The smug Dutch learn three languages in school, because they know that nobody else in the world is going to speak their strangled and gasping mother tongue. They learn the extra two languages, I figured, to show off. I was onto them: in my experience, startlingly modest, peaceful people would do anything to get you to notice how startlingly modest and peaceful they were. The Dutch did not fool me any more than the Buddhists I’d known growing up in western Massachusetts. Give a Buddhist a vacuum cleaner and the very first thing he or she will do is run through the house with it, sucking up all the spiders. Zen, my ass.
According to the itinerary Dennis had devised and then printed into an actual stapled handout, we would trudge from one continent-sized museum to another before embarking on a lengthy barge tour (with an onboard wine tasting for him) of the meandering canals and then fin
ally to the Anne Frank house and its concealed hiding place. The itinerary was two single-spaced pages and resembled a publicity tour. Seeing it, I thought, If I made it through thirty days of rehab, I can make it through two weeks of Amsterdam. I was counting days again, just like in the early part of my recovery.
On our first night, we went to dinner at a sleek and modern restaurant housed on the ground floor of one of the narrow, stepped-roof houses that line the canals. The juxtaposition of the several-hundred-year-old canal house and its contemporary, glassy interior was almost pleasing enough to make up for the fact that the room was filled not with air but faintly blue cigarette smoke.
Dennis had something misleadingly called steak. When the plate with the scrawny piece of meat landed on the table, I said, “Looks more like pounded canal rat.”
He ate it dutifully, insisting, “It’s not that bad. It’s actual steak; it just probably comes from geriatric cow.”
Because the Netherlands is a coastal land, I ordered fish. This turned out to resemble a small, Chinese hand fan on the plate, just a splay of slender bones stretched with thin, translucent fish meat.
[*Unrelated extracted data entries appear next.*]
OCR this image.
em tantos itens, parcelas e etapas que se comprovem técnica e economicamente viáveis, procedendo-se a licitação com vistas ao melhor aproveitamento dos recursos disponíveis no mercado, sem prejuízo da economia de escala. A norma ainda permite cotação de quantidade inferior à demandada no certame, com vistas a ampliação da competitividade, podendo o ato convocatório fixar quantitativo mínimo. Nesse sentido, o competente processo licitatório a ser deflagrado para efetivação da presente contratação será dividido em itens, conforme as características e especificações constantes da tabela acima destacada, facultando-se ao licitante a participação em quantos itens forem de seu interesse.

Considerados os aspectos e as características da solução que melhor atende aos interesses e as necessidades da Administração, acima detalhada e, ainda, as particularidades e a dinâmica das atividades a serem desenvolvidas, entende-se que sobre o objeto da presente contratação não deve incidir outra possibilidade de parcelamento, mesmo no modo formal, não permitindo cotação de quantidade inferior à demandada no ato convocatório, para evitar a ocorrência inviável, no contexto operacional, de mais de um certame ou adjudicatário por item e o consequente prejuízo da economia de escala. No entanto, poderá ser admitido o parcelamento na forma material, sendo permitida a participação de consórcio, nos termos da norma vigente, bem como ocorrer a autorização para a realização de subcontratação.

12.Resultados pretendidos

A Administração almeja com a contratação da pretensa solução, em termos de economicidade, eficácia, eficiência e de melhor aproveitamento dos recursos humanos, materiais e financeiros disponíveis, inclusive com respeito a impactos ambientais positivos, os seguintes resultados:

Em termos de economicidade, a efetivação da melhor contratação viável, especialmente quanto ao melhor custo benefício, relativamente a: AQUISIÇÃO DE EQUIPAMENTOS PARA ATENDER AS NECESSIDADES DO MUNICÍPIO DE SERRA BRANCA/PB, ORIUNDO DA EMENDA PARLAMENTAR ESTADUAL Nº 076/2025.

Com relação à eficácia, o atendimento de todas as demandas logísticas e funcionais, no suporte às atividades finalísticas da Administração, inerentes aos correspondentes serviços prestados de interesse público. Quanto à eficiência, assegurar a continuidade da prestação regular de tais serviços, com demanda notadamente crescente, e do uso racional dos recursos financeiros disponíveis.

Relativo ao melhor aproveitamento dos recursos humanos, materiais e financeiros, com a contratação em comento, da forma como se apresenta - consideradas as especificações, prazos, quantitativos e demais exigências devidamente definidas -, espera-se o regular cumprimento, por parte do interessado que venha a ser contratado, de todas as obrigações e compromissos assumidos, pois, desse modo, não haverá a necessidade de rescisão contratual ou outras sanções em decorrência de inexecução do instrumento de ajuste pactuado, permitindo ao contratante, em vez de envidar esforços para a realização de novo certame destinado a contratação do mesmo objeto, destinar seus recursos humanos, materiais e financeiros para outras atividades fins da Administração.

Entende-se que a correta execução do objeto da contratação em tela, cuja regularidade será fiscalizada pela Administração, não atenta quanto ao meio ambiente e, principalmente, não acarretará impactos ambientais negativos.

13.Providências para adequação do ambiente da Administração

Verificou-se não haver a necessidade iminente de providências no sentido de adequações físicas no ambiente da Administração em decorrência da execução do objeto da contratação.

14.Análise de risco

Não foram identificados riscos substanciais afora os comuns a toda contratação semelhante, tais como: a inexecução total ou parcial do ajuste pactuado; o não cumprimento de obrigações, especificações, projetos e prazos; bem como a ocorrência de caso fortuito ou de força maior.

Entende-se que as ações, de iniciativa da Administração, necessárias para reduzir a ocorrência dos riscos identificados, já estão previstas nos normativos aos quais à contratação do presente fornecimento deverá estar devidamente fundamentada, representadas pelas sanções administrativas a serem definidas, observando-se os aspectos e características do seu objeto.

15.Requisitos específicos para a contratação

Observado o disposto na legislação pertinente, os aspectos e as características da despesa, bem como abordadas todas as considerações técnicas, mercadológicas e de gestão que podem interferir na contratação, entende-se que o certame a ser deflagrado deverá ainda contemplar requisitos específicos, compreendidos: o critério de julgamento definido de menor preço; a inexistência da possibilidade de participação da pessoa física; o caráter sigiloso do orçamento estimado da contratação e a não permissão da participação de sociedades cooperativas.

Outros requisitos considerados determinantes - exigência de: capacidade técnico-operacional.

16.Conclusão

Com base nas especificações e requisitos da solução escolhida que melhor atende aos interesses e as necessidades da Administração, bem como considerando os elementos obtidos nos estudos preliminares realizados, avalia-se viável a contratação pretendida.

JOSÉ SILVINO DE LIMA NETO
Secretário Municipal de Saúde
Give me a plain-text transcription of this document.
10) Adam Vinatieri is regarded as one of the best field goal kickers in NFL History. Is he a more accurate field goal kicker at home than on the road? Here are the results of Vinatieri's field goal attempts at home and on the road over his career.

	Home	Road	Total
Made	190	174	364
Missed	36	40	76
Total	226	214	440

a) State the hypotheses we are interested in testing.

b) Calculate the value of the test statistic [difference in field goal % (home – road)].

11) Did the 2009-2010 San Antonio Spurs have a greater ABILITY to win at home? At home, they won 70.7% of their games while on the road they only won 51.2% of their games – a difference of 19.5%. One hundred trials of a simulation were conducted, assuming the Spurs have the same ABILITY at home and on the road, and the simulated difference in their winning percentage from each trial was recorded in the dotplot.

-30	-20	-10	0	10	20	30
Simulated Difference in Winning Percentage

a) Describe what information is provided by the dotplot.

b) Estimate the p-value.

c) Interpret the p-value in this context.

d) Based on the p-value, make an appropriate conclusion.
Dennis washed his blackened strip of deadness down with wine. I made a meal from the ice of my Diet Coke and ate all the bread from the basket in the center of the slightly wobbly table. As I watched him drink, his face visibly relaxed, which made me think, Well, of course. I hadn’t expected to want so desperately to drink in Amsterdam, but this was precisely what I wanted to do. I even said to Dennis, “The really fucked-up thing about being an alcoholic who doesn’t drink anymore is that on days when you really, really need a drink to take off the edge, all you get to do is wait for the edge to pass on its own.”